The weekend event united more than 40 engineers, researchers and students, all specialists in and impassioned by the rapidly growing field of artificial intelligence. The three winning projects mine biological, clinical or genomics data to conserve species, enable diagnoses, or increase knowledge on life processes.
The objectives of the Digital4genomics (D4Gen) Hackathon, with the teams who propose specific subjects, are to surmount technological obstacles and inspire the participating students to put their initial training into practice and expand their competencies. This second D4Gen edition focused on deploying artificial intelligence as a tool to understand how complex ecosystems work, study biological diversity, and model life processes or novel bioprocesses.
The event united project holders from the Genopole ecosystem, Genoscope/CEA-Jacob, the South Île-de-France Medical Center (CHSF) and SAMOVAR-Télécom SudParis, and theInstitut Pasteur and theInstitut CURIE, and participants from the territory’s higher education centers, such as the University of Evry (UE-PS), University of Paris-Saclay, Télécom SudParis (TSP) and ENSIIE (French Grande École for informatics in industry and business).
The constituted teams also counted members from Ecole 42, ESGI (Grande École for computer engineering), ESSEC Business School and even MIT in Boston (USA).
Blaise HANCZAR (IBISC) and Patrick HORAIN (TSP) acted as mentors, providing the teams with support and expertise to help them rise to the challenge.
Three laureate teams
🏆 The first prize went to Team PreExtinction , headed by Nicolas Godron, Master 2 student in pharmacy and GENIOMHE (genomics informatics and mathematics for health and environment.
The team focused on modeling the state of species conservation laid out by the International Union for Conservation of Nature (UICN) to guide biodiversity policies and resource allocations. Historic data from the UICN Red List of Threatened Species served as the main input data for the PreExtinction model.

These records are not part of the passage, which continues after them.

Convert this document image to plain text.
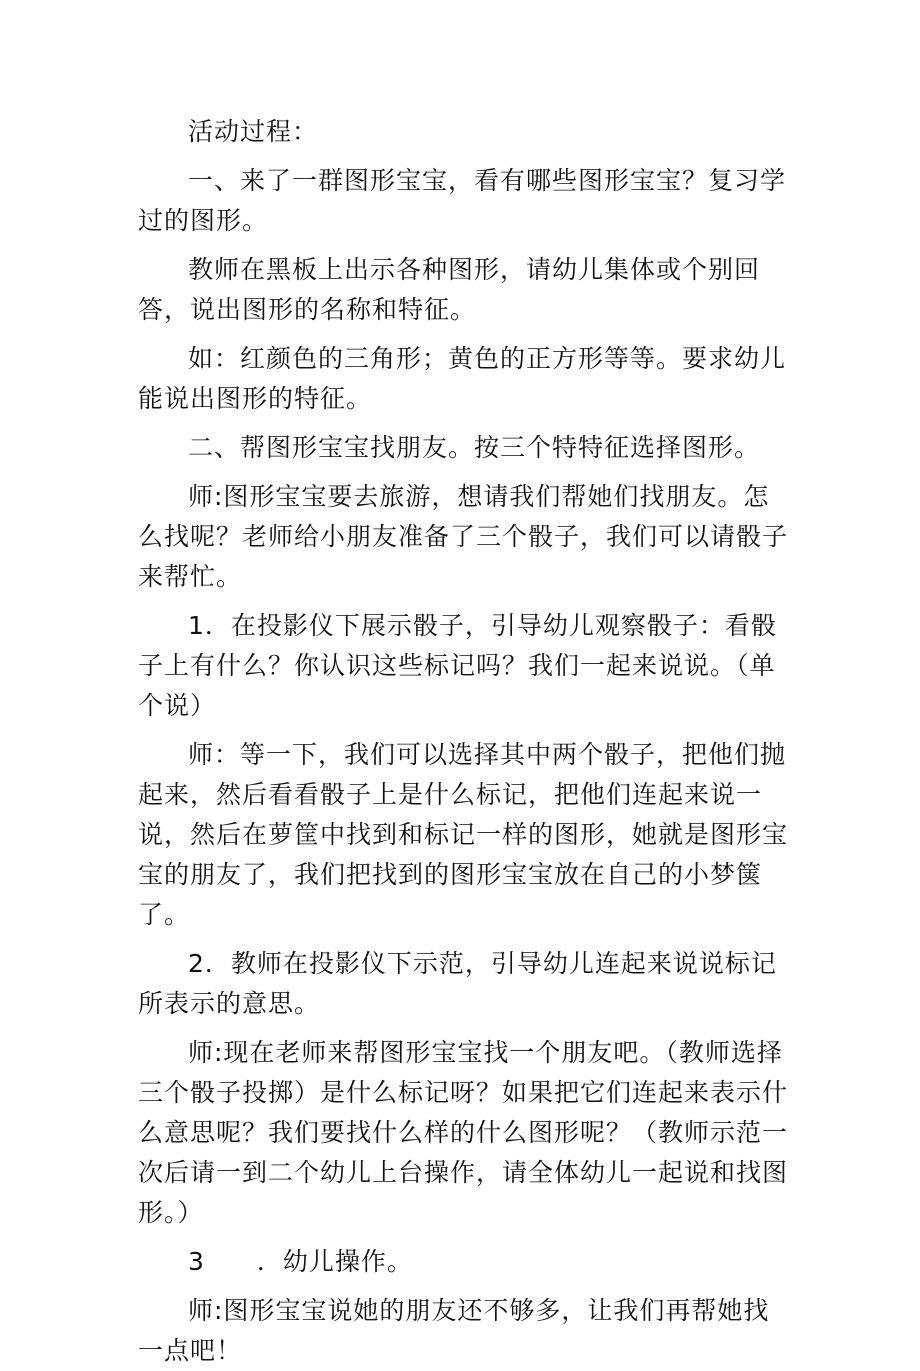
活动过程：

一、来了一群图形宝宝，看有哪些图形宝宝？复习学过的图形。

教师在黑板上出示各种图形，请幼儿集体或个别回答，说出图形的名称和特征。

如：红颜色的三角形；黄色的正方形等等。要求幼儿能说出图形的特征。

二、帮图形宝宝找朋友。按三个特特征选择图形。

师:图形宝宝要去旅游，想请我们帮她们找朋友。怎么找呢？老师给小朋友准备了三个骰子，我们可以请骰子来帮忙。

1．在投影仪下展示骰子，引导幼儿观察骰子：看骰子上有什么？你认识这些标记吗？我们一起来说说。（单个说）

师：等一下，我们可以选择其中两个骰子，把他们抛起来，然后看看骰子上是什么标记，把他们连起来说一说，然后在萝筐中找到和标记一样的图形，她就是图形宝宝的朋友了，我们把找到的图形宝宝放在自己的小梦箧了。

2．教师在投影仪下示范，引导幼儿连起来说说标记所表示的意思。

师:现在老师来帮图形宝宝找一个朋友吧。（教师选择三个骰子投掷）是什么标记呀？如果把它们连起来表示什么意思呢？我们要找什么样的什么图形呢？（教师示范一次后请一到二个幼儿上台操作，请全体幼儿一起说和找图形。）

3　　．幼儿操作。

师:图形宝宝说她的朋友还不够多，让我们再帮她找一点吧！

Headed by Dr MAHFOUD (CHSF), the AIAF-Stroke team took home the second prize. They developed an AI model that uses biological and clinical data to predict the risk of arrhythmia early in stroke to personalize treatment and optimize the prognosis.
Finally, the third prize was awarded to the Naspode project forwarded by Marco Antonio Mendoza, who leads the SysFate research team he created thanks to a Genopole Atige grant and support from the University of Évry and Télécom SudParis. The Naspode project seeks to build upon nanopore sequencing technology to develop a tool to demultiplex DNA reads in pooled samples with the ultimate objective of mapping tissue complexity at the molecular level.
Congratulations to these winning teams and all of the participants for their accomplishments and the synergies created between the groups during these 48 hours of non-stop effort.
We look forward to seeing the teams next year for the third edition of the Digital4genomics Hackathon!